PROHIBITION OF SALES TO RETAIL INVESTORS IN THE EEA AND THE UK
The Notes are not intended to be offered, sold or otherwise made available to and should not be offered, sold or otherwise made available to any retail investor in the EEA or in the UK. For these purposes, a retail investor means a person who is one (or more) of: (i) a retail client as defined in point (11) of Article 4(1) of Directive 2014/65/EU (“MiFID II”); or (ii) a customer within the meaning of Directive EU 2016/97 (as amended or superseded, the “Insurance Distribution Directive”), where that customer would not qualify as a professional client as defined in point (10) of Article 4(1) of MiFID II; or (iii) not a qualified investor as defined in the Prospectus Regulation.

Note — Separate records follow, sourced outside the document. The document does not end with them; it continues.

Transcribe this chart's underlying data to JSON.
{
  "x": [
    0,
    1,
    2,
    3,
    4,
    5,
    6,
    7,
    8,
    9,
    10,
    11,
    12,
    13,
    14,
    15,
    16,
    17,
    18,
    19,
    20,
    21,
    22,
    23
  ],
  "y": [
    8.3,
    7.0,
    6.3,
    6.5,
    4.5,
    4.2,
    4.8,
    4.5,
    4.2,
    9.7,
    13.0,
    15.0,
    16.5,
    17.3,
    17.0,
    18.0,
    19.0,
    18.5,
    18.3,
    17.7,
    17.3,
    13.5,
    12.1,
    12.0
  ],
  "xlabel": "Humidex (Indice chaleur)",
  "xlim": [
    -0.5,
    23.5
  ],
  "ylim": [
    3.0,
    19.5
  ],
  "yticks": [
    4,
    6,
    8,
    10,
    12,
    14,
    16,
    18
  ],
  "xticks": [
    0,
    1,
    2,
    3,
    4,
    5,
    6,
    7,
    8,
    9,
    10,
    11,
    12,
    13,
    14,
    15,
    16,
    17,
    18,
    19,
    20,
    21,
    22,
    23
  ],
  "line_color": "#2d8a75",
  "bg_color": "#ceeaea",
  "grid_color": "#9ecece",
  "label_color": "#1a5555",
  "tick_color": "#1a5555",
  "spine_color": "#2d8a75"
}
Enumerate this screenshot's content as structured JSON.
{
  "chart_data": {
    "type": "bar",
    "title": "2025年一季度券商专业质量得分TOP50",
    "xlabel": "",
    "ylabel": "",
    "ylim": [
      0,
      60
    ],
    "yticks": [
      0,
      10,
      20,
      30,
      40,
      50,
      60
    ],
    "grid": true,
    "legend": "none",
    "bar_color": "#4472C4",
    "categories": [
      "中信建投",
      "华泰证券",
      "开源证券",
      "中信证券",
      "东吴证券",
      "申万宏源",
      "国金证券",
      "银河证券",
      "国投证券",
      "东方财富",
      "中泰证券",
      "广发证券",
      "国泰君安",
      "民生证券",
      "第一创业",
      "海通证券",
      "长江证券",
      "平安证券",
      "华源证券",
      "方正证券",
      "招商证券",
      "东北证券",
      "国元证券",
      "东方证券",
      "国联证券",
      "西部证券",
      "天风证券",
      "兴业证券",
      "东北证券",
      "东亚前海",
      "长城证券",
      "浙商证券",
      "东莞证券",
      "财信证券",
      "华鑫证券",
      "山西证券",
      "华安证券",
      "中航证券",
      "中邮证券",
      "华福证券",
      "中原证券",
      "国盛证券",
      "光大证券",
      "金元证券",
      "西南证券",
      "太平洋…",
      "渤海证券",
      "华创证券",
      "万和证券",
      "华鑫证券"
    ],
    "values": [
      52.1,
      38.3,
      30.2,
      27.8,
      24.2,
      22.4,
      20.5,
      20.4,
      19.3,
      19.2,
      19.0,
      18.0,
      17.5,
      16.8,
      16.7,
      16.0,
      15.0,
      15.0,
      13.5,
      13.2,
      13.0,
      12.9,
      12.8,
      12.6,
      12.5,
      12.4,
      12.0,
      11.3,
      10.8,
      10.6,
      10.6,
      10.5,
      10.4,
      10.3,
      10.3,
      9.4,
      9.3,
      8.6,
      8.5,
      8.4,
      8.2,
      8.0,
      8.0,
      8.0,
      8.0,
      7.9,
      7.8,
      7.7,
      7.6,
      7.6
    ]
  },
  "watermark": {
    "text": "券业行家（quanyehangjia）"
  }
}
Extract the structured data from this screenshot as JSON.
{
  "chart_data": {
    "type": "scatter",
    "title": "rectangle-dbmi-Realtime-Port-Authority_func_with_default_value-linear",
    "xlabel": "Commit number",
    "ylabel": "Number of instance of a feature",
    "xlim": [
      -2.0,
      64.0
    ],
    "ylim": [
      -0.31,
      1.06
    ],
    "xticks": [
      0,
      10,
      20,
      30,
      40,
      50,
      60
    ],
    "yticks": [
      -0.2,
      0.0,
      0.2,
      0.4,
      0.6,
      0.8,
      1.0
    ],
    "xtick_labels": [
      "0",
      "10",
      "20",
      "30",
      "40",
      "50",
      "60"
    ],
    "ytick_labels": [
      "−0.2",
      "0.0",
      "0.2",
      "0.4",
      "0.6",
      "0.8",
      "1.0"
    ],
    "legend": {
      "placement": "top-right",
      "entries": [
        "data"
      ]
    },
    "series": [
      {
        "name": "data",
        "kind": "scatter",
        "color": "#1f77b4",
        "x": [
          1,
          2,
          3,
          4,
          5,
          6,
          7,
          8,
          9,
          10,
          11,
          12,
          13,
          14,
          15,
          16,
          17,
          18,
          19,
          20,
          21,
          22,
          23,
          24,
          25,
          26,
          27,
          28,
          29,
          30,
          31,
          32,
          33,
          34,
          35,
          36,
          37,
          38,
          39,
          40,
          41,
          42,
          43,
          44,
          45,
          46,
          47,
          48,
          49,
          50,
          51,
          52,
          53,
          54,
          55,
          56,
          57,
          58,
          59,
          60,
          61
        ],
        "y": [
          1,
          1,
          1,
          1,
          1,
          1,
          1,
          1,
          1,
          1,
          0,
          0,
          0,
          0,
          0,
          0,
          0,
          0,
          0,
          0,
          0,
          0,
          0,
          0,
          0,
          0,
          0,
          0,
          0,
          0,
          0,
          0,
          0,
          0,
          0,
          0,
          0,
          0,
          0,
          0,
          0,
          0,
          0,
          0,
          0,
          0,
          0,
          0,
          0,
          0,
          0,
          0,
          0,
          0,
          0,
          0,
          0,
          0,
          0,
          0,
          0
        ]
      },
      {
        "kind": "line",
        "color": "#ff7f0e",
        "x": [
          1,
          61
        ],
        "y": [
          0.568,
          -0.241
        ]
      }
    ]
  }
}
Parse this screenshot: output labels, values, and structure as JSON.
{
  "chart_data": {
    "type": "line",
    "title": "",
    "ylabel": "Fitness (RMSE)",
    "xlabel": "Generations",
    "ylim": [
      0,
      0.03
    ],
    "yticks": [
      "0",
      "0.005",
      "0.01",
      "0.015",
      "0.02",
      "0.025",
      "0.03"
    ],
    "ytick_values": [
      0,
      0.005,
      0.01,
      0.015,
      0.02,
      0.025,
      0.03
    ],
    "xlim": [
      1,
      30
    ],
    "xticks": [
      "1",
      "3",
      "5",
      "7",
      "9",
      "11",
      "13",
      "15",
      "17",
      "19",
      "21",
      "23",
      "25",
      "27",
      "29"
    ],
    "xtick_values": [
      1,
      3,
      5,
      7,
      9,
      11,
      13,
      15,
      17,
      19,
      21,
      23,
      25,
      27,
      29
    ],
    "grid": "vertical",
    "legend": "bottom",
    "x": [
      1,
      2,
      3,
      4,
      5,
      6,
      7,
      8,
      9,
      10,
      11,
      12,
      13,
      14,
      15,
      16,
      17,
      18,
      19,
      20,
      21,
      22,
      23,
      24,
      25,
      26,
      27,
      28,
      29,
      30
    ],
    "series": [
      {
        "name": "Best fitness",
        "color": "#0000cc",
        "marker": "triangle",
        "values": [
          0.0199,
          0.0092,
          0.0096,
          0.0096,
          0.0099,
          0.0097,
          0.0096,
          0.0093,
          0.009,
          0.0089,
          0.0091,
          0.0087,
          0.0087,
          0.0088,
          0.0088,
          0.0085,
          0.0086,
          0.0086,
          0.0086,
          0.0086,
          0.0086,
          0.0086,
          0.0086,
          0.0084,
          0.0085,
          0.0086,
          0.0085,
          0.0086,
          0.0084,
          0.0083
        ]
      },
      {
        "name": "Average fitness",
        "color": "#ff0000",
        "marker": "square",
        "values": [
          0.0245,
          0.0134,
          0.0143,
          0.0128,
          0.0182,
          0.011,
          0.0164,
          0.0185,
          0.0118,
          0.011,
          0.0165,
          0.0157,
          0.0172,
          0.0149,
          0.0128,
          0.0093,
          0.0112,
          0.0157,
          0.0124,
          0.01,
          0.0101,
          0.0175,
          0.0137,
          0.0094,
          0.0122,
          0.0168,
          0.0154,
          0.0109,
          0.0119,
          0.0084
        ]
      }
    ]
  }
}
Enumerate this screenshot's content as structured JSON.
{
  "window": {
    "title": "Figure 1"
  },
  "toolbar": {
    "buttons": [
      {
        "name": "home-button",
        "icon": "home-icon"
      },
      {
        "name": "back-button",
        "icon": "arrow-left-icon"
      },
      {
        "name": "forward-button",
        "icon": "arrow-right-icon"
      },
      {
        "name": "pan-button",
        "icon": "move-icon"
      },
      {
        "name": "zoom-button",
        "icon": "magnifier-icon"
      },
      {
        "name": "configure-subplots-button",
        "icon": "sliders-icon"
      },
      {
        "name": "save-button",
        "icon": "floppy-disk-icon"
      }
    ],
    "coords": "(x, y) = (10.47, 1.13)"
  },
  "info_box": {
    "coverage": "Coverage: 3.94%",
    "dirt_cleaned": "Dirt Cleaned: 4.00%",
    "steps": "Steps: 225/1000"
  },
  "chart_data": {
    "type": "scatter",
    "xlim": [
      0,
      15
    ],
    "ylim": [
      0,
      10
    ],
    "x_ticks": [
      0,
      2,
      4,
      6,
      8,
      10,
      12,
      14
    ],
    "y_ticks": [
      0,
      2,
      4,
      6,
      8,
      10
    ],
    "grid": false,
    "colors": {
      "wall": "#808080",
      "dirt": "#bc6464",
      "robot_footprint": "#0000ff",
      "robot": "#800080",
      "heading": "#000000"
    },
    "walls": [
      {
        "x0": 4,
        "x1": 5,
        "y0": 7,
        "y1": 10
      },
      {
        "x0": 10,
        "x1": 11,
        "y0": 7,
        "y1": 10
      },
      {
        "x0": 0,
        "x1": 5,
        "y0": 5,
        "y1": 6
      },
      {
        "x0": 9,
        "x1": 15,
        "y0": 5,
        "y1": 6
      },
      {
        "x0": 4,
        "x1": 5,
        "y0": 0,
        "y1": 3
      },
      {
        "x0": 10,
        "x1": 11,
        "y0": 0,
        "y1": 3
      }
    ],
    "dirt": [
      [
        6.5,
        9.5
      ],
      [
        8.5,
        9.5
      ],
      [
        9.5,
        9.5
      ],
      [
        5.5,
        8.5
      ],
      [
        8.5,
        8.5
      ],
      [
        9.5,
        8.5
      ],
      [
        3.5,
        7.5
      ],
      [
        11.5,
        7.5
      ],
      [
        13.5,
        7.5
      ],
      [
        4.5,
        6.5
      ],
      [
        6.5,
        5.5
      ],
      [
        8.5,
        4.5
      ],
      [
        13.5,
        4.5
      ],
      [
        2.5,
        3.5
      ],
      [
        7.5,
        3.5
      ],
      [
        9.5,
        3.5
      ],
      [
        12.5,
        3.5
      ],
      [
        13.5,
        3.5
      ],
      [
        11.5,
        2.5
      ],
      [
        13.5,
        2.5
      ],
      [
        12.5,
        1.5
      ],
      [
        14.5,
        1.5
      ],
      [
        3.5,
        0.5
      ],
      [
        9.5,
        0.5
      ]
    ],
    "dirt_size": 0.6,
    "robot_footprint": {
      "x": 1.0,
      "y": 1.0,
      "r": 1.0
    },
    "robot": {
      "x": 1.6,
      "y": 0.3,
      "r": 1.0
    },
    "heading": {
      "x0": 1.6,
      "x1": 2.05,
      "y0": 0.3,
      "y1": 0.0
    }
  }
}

Consequently, no key information document required by Regulation (EU) No 1286/2014 (as amended, the “PRIIPs Regulation”) for offering or selling the Notes or otherwise making them available to retail investors in the EEA or the UK has been prepared and therefore offering or selling the Notes or otherwise making them available to any retail investor in the EEA or the UK may be unlawful under the PRIIPS Regulation.